晴れて神戸大学大学院へ入学し、新学期が始まって早々に病院のカンファレンスに参加させていただいたり、品質管理業務に参加させていただいたりと、リアルな臨床現場を見せていただけて、私もここでこんな風に働くんだと想像し、感激したのを今でも覚えています。医学知識がゼロに等しかった私は、見るもの聞くもの全てが初めてのことばかりでしたが、わからないことが出てくる度に実際に大学病院で勤務なさっている医学物理士の方々や、博士課程の先輩方が丁寧に教えてくださいました。

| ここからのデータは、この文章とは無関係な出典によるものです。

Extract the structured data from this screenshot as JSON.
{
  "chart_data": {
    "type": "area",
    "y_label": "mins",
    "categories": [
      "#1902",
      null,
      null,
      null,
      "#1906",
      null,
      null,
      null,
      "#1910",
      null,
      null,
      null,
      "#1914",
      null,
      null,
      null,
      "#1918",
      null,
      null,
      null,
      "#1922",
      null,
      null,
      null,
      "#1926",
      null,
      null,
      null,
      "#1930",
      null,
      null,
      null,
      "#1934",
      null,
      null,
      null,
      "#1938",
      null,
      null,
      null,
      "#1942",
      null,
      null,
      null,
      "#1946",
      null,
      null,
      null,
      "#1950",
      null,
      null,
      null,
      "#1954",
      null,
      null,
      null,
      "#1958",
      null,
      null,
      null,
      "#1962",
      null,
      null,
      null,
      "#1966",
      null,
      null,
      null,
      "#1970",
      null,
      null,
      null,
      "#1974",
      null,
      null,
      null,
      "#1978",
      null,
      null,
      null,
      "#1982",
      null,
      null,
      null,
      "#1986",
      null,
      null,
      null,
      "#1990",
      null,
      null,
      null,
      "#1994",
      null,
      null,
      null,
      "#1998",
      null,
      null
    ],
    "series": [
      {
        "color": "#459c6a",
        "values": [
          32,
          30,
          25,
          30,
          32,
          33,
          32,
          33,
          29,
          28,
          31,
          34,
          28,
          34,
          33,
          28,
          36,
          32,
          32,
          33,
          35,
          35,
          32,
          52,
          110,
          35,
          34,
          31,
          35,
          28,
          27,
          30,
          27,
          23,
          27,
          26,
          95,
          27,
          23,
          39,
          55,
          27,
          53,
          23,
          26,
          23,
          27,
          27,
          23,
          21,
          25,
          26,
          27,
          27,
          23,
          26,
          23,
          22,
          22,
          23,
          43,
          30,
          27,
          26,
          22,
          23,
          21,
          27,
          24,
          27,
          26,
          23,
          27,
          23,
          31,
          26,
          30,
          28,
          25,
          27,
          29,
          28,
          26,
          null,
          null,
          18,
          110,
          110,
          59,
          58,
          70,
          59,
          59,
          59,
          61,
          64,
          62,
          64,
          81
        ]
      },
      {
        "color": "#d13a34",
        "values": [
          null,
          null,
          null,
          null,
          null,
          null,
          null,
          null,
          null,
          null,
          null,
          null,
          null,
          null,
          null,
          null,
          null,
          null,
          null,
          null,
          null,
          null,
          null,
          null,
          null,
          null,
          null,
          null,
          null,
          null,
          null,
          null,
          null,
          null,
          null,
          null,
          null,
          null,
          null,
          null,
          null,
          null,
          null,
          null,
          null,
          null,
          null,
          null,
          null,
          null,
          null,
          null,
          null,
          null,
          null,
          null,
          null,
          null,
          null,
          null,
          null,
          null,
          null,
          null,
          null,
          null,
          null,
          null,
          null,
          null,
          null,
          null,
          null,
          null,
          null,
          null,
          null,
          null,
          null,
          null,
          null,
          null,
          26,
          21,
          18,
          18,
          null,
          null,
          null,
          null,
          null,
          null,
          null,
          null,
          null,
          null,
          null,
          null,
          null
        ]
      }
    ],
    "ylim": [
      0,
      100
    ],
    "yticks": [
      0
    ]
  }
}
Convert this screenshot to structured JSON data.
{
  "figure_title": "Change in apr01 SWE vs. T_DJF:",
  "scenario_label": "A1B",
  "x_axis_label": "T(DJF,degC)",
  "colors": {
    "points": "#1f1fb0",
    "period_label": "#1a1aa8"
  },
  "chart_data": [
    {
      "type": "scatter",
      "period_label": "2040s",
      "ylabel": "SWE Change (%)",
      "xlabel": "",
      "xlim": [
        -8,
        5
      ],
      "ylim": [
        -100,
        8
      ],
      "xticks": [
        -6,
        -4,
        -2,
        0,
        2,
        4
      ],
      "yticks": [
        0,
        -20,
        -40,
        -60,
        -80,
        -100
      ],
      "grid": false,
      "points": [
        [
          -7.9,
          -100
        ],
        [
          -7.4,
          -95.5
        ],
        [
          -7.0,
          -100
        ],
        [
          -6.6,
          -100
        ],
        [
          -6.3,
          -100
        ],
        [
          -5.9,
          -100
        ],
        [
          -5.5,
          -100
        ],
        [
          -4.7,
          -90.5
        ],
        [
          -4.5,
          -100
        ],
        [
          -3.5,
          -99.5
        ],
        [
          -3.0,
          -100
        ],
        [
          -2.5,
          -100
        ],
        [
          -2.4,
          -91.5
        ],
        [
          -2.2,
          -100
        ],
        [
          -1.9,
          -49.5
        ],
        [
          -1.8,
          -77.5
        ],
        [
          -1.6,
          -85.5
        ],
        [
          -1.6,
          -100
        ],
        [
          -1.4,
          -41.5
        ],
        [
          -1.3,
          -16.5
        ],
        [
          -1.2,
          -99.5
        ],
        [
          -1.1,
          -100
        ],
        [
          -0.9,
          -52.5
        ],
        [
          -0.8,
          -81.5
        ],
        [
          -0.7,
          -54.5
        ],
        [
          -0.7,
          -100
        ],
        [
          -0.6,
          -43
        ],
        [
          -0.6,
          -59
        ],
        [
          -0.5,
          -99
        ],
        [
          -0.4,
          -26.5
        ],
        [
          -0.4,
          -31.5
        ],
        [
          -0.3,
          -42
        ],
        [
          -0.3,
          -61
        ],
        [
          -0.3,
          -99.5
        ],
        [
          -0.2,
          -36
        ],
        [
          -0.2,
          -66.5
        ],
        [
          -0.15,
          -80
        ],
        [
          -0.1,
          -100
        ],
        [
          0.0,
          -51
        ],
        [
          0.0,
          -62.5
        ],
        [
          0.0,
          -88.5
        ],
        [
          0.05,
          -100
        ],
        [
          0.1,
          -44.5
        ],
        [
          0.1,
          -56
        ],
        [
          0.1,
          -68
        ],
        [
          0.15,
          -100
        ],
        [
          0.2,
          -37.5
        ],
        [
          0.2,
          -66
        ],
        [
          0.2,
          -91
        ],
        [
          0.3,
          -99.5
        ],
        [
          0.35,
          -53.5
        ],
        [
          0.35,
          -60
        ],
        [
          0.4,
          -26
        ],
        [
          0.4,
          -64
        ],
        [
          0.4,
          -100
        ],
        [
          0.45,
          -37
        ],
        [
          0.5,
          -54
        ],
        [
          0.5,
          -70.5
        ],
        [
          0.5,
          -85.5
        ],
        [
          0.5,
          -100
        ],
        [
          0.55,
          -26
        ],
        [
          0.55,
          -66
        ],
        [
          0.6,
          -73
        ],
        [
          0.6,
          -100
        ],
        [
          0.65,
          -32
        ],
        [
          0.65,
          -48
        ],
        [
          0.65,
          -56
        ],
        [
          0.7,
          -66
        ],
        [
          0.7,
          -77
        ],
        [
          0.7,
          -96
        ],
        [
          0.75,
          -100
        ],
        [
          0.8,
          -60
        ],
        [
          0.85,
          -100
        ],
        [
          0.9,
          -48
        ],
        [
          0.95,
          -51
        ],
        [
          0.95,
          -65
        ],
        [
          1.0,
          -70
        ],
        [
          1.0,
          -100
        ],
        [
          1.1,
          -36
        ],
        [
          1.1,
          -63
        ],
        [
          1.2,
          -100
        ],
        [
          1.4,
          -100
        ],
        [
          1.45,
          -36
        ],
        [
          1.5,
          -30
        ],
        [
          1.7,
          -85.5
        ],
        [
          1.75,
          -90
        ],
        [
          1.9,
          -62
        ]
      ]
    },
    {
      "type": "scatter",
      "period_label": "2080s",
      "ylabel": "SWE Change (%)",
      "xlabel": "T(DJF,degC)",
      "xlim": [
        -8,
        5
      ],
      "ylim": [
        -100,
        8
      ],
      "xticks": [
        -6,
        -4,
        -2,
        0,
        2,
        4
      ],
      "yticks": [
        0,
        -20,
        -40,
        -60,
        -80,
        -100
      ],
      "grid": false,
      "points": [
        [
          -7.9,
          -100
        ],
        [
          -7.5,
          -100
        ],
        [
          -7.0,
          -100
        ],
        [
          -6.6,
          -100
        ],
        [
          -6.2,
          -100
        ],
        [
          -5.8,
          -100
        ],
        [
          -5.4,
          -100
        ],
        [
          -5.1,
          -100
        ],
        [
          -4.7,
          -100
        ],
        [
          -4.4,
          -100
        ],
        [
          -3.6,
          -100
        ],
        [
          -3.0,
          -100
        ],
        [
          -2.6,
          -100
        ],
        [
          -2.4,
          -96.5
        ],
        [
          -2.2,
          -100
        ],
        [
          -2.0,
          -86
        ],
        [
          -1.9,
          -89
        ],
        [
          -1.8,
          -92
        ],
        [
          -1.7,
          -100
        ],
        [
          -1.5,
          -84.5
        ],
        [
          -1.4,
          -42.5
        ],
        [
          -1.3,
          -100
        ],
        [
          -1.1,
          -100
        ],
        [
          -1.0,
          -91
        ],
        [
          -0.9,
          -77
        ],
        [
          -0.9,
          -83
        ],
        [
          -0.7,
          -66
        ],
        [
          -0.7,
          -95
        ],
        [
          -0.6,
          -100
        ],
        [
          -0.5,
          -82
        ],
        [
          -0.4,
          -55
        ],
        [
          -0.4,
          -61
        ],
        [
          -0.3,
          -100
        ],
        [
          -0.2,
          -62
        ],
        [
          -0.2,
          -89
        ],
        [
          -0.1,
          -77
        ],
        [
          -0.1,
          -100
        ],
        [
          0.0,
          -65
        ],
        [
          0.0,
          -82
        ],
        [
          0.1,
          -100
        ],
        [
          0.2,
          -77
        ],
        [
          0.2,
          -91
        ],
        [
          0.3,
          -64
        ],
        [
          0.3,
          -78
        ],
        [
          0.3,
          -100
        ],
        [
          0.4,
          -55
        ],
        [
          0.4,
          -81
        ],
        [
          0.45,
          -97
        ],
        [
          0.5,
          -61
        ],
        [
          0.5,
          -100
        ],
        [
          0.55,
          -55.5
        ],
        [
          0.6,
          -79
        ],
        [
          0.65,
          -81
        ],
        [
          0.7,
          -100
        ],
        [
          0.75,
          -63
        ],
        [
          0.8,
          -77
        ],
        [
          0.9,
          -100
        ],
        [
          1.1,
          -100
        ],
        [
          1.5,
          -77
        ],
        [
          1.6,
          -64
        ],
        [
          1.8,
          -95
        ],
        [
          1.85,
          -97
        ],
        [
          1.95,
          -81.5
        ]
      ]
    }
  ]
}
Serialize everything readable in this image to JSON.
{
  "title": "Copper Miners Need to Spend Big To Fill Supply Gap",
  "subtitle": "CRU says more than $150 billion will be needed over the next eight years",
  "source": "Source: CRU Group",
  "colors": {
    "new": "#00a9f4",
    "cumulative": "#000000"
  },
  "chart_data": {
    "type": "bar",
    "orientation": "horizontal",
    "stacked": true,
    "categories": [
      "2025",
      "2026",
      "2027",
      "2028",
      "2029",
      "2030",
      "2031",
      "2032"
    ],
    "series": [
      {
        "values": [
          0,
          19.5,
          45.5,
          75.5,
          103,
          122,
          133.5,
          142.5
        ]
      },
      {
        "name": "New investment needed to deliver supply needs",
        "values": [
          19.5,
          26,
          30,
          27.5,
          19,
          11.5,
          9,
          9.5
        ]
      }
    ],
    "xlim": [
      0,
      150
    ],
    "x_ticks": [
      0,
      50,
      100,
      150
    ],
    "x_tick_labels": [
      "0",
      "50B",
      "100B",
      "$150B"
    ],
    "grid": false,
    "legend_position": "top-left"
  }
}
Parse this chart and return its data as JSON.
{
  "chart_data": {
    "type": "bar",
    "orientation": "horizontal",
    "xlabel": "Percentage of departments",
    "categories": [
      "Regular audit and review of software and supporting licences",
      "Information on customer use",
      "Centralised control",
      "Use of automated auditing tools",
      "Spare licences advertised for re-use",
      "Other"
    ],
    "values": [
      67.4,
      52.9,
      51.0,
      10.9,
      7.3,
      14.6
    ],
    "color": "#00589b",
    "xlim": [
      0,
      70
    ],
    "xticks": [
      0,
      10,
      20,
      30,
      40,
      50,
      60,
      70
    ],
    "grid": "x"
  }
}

また、講義だけでなく治療計画実習もあるので、医学の基礎から応用まで幅広く学ぶことができます。そのおかげもあり、合格率の低く、難易度が高いことで有名な医学物理士試験に合格することができました。研究に関しては、他大学にはない専攻分野にとらわれず研究できる環境も大きな魅力だと思います。実際私は大学院入学まで物理学の研究しかしてこなかったのですが、大学院入学後生物学の研究に興味がわき、教授と相談の上生物の基礎実験をさせていただいています。研究室には医学物理に限らず臨床や、基礎生物など様々な分野の研究に精通した先生方がいらっしゃるので、自分の興味がある様々な分野の研究に挑戦することができます。このように自分のしたい研究に全力で取り組める環境が整っていることは研究に対するモチベーションも維持することにも繋がると思います。

神戸大学は、出身分野にとらわれることなく、学びたいことを学ぶことができる環境が何よりの魅力だと思います。その分他大学院の学生と比べ多忙な日々になりますが、充実した学生生活を送ることができます。医学物理士という職業に興味がある方は出身分野問わず是非一度神戸大学へ見学に来てみてください。